Regarding the acting, Zeth Daniels and Berislav Sertic are simply fantastic. As the only two actors in the film, they have a lot riding on their shoulders, and they manage to deliver. Since Daniels is the writer of the story, he needed to sell the camaraderie between the characters and how this lifelong friendship turned sour. Both Daniels and Sertic manage to infuse a sense of organic feel to their friendship, harkening to the good old days and right into conflict ridden present. Sertic, on the other hand, has also contributed to the film’s soundtrack in addition to being the lead. The transformation of these two lifelong friends to enemies is done pretty well and the reasons for this turn are both believable and organic. As a result, the resulting conflict is also well developed.
In addition, it is in the pacing of the story where the film also manages to impress.

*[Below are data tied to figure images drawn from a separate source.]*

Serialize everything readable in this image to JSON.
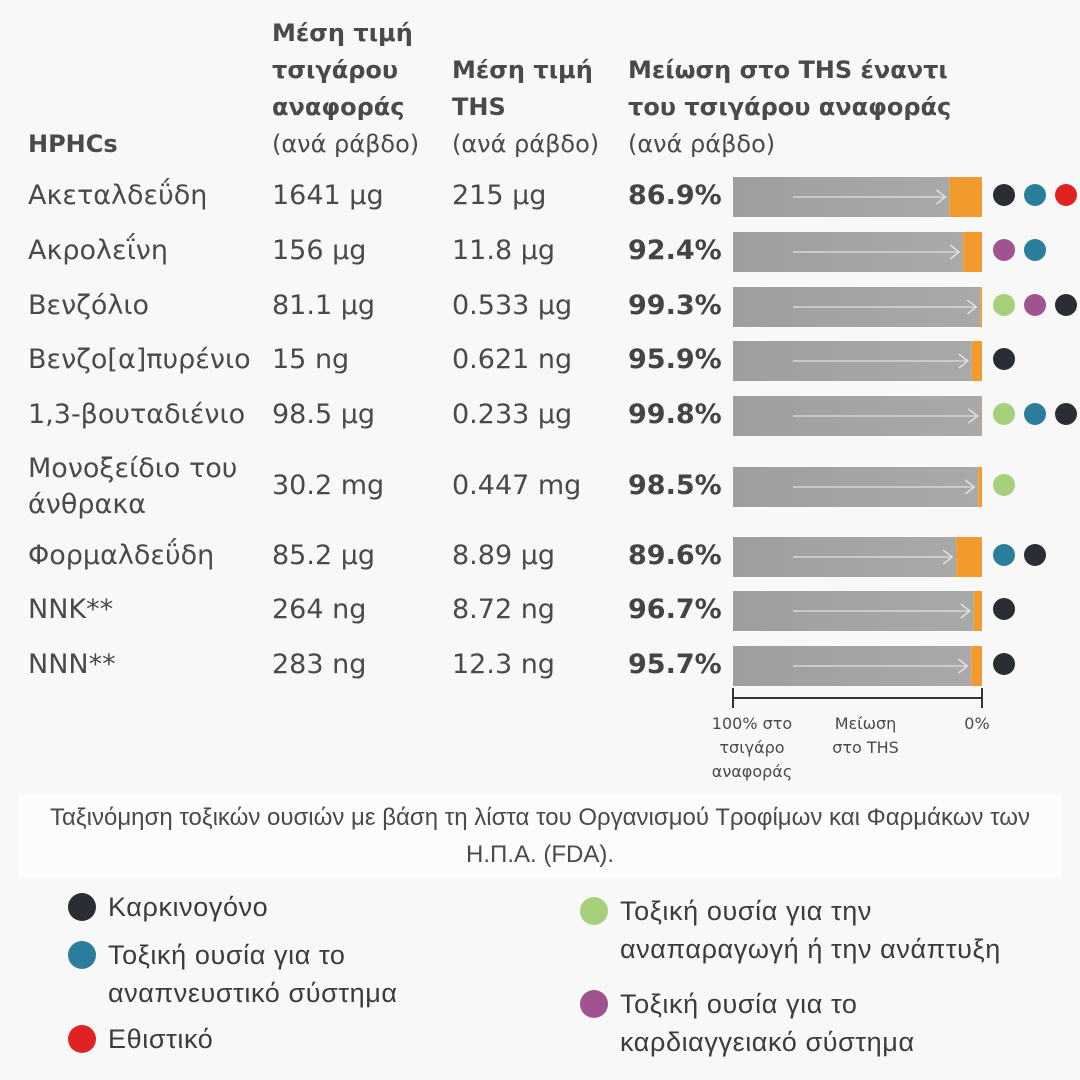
{
  "headers": {
    "col1": "HPHCs",
    "col2_bold": "Μέση τιμή τσιγάρου αναφοράς",
    "col2_sub": "(ανά ράβδο)",
    "col3_bold": "Μέση τιμή THS",
    "col3_sub": "(ανά ράβδο)",
    "col4_bold": "Μείωση στο THS έναντι του τσιγάρου αναφοράς",
    "col4_sub": "(ανά ράβδο)"
  },
  "chart_data": {
    "type": "bar",
    "categories": [
      "Ακεταλδεΰδη",
      "Ακρολεΐνη",
      "Βενζόλιο",
      "Βενζο[α]πυρένιο",
      "1,3-βουταδιένιο",
      "Μονοξείδιο του άνθρακα",
      "Φορμαλδεΰδη",
      "NNK**",
      "NNN**"
    ],
    "reference_values": [
      "1641 μg",
      "156 μg",
      "81.1 μg",
      "15 ng",
      "98.5 μg",
      "30.2 mg",
      "85.2 μg",
      "264 ng",
      "283 ng"
    ],
    "ths_values": [
      "215 μg",
      "11.8 μg",
      "0.533 μg",
      "0.621 ng",
      "0.233 μg",
      "0.447 mg",
      "8.89 μg",
      "8.72 ng",
      "12.3 ng"
    ],
    "reduction_labels": [
      "86.9%",
      "92.4%",
      "99.3%",
      "95.9%",
      "99.8%",
      "98.5%",
      "89.6%",
      "96.7%",
      "95.7%"
    ],
    "reduction_values": [
      86.9,
      92.4,
      99.3,
      95.9,
      99.8,
      98.5,
      89.6,
      96.7,
      95.7
    ],
    "toxicity": [
      [
        "carcinogen",
        "respiratory",
        "addictive"
      ],
      [
        "cardio",
        "respiratory"
      ],
      [
        "reproductive",
        "cardio",
        "carcinogen"
      ],
      [
        "carcinogen"
      ],
      [
        "reproductive",
        "respiratory",
        "carcinogen"
      ],
      [
        "reproductive"
      ],
      [
        "respiratory",
        "carcinogen"
      ],
      [
        "carcinogen"
      ],
      [
        "carcinogen"
      ]
    ],
    "axis": {
      "left_label": "100% στο τσιγάρο αναφοράς",
      "mid_label": "Μείωση στο THS",
      "right_label": "0%"
    },
    "colors": {
      "reference_bar": "#a6a6a6",
      "ths_bar": "#f29a2e"
    }
  },
  "categories_row_names": [
    "Ακεταλδεΰδη",
    "Ακρολεΐνη",
    "Βενζόλιο",
    "Βενζο[α]πυρένιο",
    "1,3-βουταδιένιο",
    "Μονοξείδιο του άνθρακα",
    "Φορμαλδεΰδη",
    "NNK**",
    "NNN**"
  ],
  "caption": "Ταξινόμηση τοξικών ουσιών με βάση τη λίστα του Οργανισμού Τροφίμων και Φαρμάκων των Η.Π.Α. (FDA).",
  "legend": {
    "carcinogen": {
      "label": "Καρκινογόνο",
      "color": "#2a2d33"
    },
    "respiratory": {
      "label": "Τοξική ουσία για το αναπνευστικό σύστημα",
      "color": "#2a7e9c"
    },
    "addictive": {
      "label": "Εθιστικό",
      "color": "#e02322"
    },
    "reproductive": {
      "label": "Τοξική ουσία για την αναπαραγωγή ή την ανάπτυξη",
      "color": "#a7cf7c"
    },
    "cardio": {
      "label": "Τοξική ουσία για το καρδιαγγειακό σύστημα",
      "color": "#a0538f"
    }
  }
}
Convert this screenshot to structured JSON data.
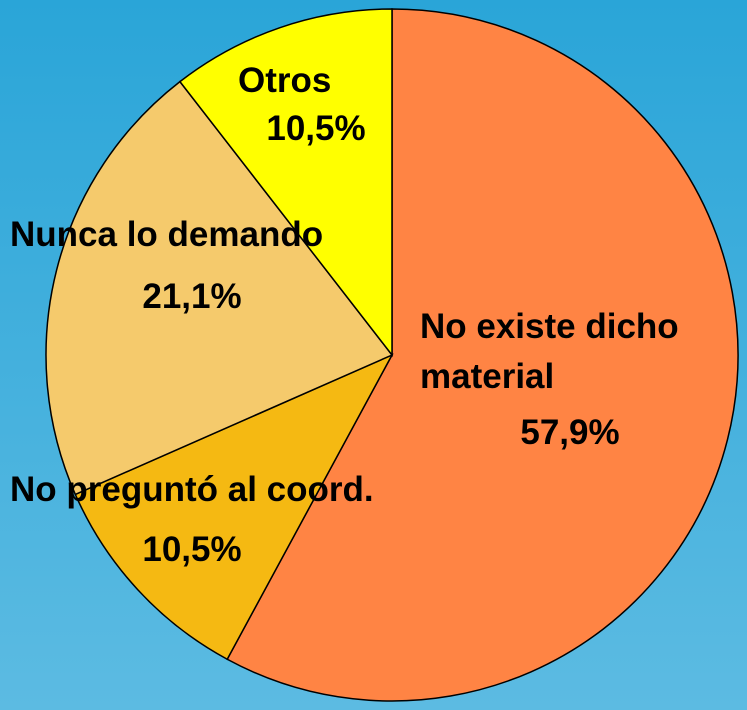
{
  "chart_data": {
    "type": "pie",
    "categories": [
      "No existe dicho material",
      "No preguntó al coord.",
      "Nunca lo demando",
      "Otros"
    ],
    "values": [
      57.9,
      10.5,
      21.1,
      10.5
    ],
    "value_labels": [
      "57,9%",
      "10,5%",
      "21,1%",
      "10,5%"
    ],
    "colors": [
      "#ff8444",
      "#f5b912",
      "#f5ca6c",
      "#ffff00"
    ]
  }
}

Starting off all slow with a drone shot of a lone car stumbling into an infinite desert, the film establishes the camaraderie of the two leads, filling us all in on their backstory that sounds pretty exciting. There is a hidden subtext in this conversation as Boris is hiding what he has planned and Jimmy is starting to get faint ideas that he might be walking into a trap. This cat and mouse game in the conversation in the start sets the tone for the entire film and as Boris’s reasons for taking the extreme step are revealed, there is no going back for either of them.
One of the film’s strongest suites is its cinematography. Utilising the cold, yellow desert of Las Vegas Nevada as its setting, the film finds two friends head to head in a battle of wits. The yellow drenched visuals are not there merely because they look cool; there is a deeper meaning behind this creative choice. The desert is meant to visualise the empty crucible where all truths are revealed. Far from civilization and distraction, two friends with secrets will find their sins and ills come to light, resulting in a life or death game where only one comes out on top.
The two original songs ‘I Gave My Life’ and ‘Can You Save Me’ are performed by Berislav Sertic. Both set the tone for the film and are entirely in tune with the ill will that happens between two friends. In addition to these songs, the sound mixing and sound editing are also top notch, setting the mood for a tense standoff between two old friends. The entire production design could not be better as the short looks and feels just like any other Hollywood production out of tinseltown.
Berislav Sertic, the director, did a great job. From the stunning opening shot to how the film ends, there are little tidbits here and there that make the film memorable. A director’s job in this aspect is very important, he or she has to make the film stand out from the rest and here, the director has managed to do so spectacularly. The short feels like a deeply personal statement inspired from a real life event with properly motivated characters that go down a rabbit hole of personal enmity in the most shady place in the world.
Thus, to conclude, Lake Mead – A Vegas Story is a sharp, surprising action short that has significant subtexts and themes to go along with its plot. The minds behind the project have created a highly entertaining film, one that goes to unexpected places and is jam packed with several twists and turns. We ended up highly enjoying the film and would not hesitate to recommend it to friends and family.